Le 18 mai 1809, pour la troisième fois, les troupes françaises rentrent à Trieste. Quelques jours auparavant, Napoléon avait adressé des consignes sévères au vice-roi d’Italie Eugène : « Si la ville de Trieste vient à être en notre pouvoir, imposez-lui une contribution de cinquante millions, et faites arrêter quarante des principaux habitants pour sûreté de payement.
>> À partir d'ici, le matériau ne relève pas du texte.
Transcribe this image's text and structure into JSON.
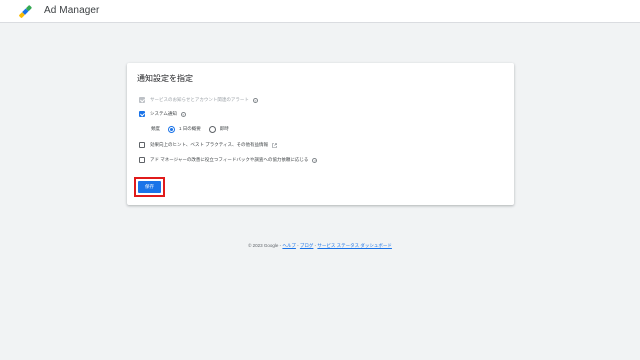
{
  "header": {
    "app_title": "Ad Manager",
    "logo_colors": [
      "#fbbc04",
      "#1a73e8",
      "#34a853"
    ]
  },
  "settings_card": {
    "title": "通知設定を指定",
    "options": [
      {
        "label": "サービスのお知らせとアカウント関連のアラート",
        "checked": true,
        "disabled": true,
        "has_help": true
      },
      {
        "label": "システム通知",
        "checked": true,
        "disabled": false,
        "has_help": true
      },
      {
        "label": "効果向上のヒント、ベスト プラクティス、その他有益情報",
        "checked": false,
        "disabled": false,
        "has_external_link": true
      },
      {
        "label": "アド マネージャーの改善に役立つフィードバックや調査への協力依頼に応じる",
        "checked": false,
        "disabled": false,
        "has_help": true
      }
    ],
    "frequency": {
      "label": "頻度",
      "options": [
        {
          "label": "1 日の概要",
          "selected": true
        },
        {
          "label": "即時",
          "selected": false
        }
      ]
    },
    "save_label": "保存",
    "accent_color": "#1a73e8",
    "highlight_color": "#e01b1b"
  },
  "footer": {
    "copyright": "© 2023 Google",
    "separator": " - ",
    "links": [
      "ヘルプ",
      "ブログ",
      "サービス ステータス ダッシュボード"
    ]
  }
}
Faites également séquestrer tous les navires, jusqu’à ce que la contribution  soit entièrement acquittée » [1]. Effectivement, cette troisième occupation est désastreuse pour la ville, qui se retrouve intégrée dans un nouvel ensemble étatique, les Provinces Illyriennes [2], partie intégrante de l’Empire, dans lequel s’installe une administration qui veille au respect des consignes de Napoléon (y compris pour ce qui concerne les otages…) et qui introduit, pour la première fois dans l’histoire de ces régions, la conscription obligatoire. S’y rajoutent les effets conjugués du blocus continental français et du blocus maritime anglais. Au final, toutes ces mesures provoquent une crise économique sans précédents : en l’espace d’un an, 88% des entreprises commerciales font faillite. La population, durement frappée par la crise, quitte en masse la ville qui passe de 30 000 habitants à 20 000.
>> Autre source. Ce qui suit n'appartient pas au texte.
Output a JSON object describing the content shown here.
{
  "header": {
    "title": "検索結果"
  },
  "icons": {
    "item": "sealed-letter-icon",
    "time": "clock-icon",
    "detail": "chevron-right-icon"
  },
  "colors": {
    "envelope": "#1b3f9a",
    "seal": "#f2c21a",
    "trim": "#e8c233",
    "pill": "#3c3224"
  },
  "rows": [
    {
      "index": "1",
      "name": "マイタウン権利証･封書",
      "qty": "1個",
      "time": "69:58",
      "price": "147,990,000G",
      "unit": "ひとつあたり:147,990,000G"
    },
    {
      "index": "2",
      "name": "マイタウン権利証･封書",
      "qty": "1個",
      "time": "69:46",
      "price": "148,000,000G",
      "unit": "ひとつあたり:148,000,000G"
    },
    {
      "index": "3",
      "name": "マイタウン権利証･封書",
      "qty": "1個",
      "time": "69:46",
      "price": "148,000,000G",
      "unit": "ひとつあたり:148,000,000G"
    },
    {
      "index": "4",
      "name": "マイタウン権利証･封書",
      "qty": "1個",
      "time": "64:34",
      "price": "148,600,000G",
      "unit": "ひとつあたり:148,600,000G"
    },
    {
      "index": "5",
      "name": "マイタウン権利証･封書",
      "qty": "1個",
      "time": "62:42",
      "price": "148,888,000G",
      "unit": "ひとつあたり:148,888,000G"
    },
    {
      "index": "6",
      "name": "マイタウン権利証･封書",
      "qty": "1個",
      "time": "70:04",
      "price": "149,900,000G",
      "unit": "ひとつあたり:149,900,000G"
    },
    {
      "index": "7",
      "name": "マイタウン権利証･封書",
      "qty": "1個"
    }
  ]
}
Le général Marmont, 1er gouverneur des Provinces Illyriennes.

Au milieu de ce marasme général, De Incontrera constate que « les relations qu’il y a eu entre Joseph Labrosse et les quatre Gouverneurs généraux qui successivement gérèrent les Provinces d’Illyrie au nom de l’Empereur Napoléon Ier, furent extrêmement cordiales, si ce n’est amicales » [3]. Ces quatre gouverneurs sont, successivement, le général Marmont, le général Bertrand, le général Junot et un civil, Joseph Fouché. Pour sa part, Victoire Labrosse entretien des relations étroites avec la femme de Marmont, la duchesse de Raguse [4] et plus encore avec la femme de Bertrand, la comtesse Fanny Bertrand [5]  qui partage avec elle un mode de vie resté très « ancien régime ».

Le général Bertrand, 2e gouverneur des Provinces Illyriennes.
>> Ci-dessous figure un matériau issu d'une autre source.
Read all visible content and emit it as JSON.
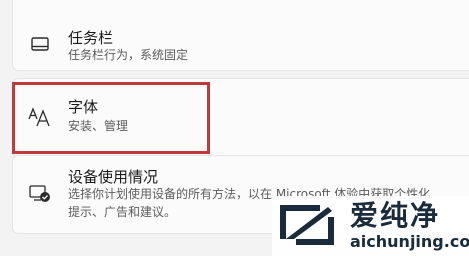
{
  "items": [
    {
      "title": "任务栏",
      "subtitle": "任务栏行为，系统固定",
      "icon": "taskbar-icon",
      "chevron": "›"
    },
    {
      "title": "字体",
      "subtitle": "安装、管理",
      "icon": "font-icon",
      "chevron": "›"
    },
    {
      "title": "设备使用情况",
      "subtitle_line1": "选择你计划使用设备的所有方法，以在 Microsoft 体验中获取个性化",
      "subtitle_line2": "提示、广告和建议。",
      "icon": "device-usage-icon",
      "chevron": "›"
    }
  ],
  "highlight_color": "#c0393b",
  "watermark": {
    "name": "爱纯净",
    "url": "aichunjing.com"
  }
}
Son entreprise parvient ainsi à survivre, ce qui constitue déjà un bel exploit, mais doit fermer ses succursales de Graz et Hambourg. Joseph se démène aussi dans tous les sens pour essayer de soulager la misère qui frappe sa ville : bien introduit auprès des autorités municipales comme des forces d’occupation, il utilise toutes ses relations et emploie tout son prestige pour essayer de diminuer les contributions, soulager le sort des otages détenus dans la forteresse de Palmanova et relancer d’une manière ou de l’autre un commerce à l’agonie. Son prestige est au sommet, et le 14 juillet 1811, lors des élections des membres du corps des marchands pour la formation de la Chambre de Commerce, c’est lui qui recueille le plus de voix. Pour autant, il ne perd pas de vue ses intérêts, et parvient à obtenir l’exclusivité des fournitures militaires pour l’ensemble de l’Illyrie.

Fanny Dillon, épouse du général Bertrand.

Afin de contourner le blocus maritime de la flotte anglaise, le gouverneur général Marmont et des hommes d’affaires triestins, parmi lesquels notre Joseph Labrosse, jettent les bases d’un projet commercial très ambitieux : transporter le coton depuis Levant par la voie terrestre. Le projet est validé par l’Empereur avec un décret du 14 juin 1810. Le départ de cette route débute à Salonique, traverse la Serbie, la Bosnie et la Croatie pour aboutir au bout de 55 jours à Trieste d’où les balles de cotons sont acheminées dans tout l’Empire. Pendant les quatre années de son existence, le « transit levantin» (c’est ainsi qu’on appela cette entreprise) assure la moitié des besoins français de cotons et ne prendra fin qu’avec la cessation des hostilités et donc du blocus anglais [6]. Le comte de Moré explique dans ses mémoires, de manière un peu excessive comme d’habitude, que « le blocus continental fut très utile aux spéculations de mon frère [Joseph Labrosse] : les cotons du Levant ne pouvant plus être  embarqués, il fallut les transporter par terre et ce fut lui qui en eut le transit. Aussi, de ce moment-là, à partir de ce moment, on peut dire qu’il jeta coton en Europe » [7].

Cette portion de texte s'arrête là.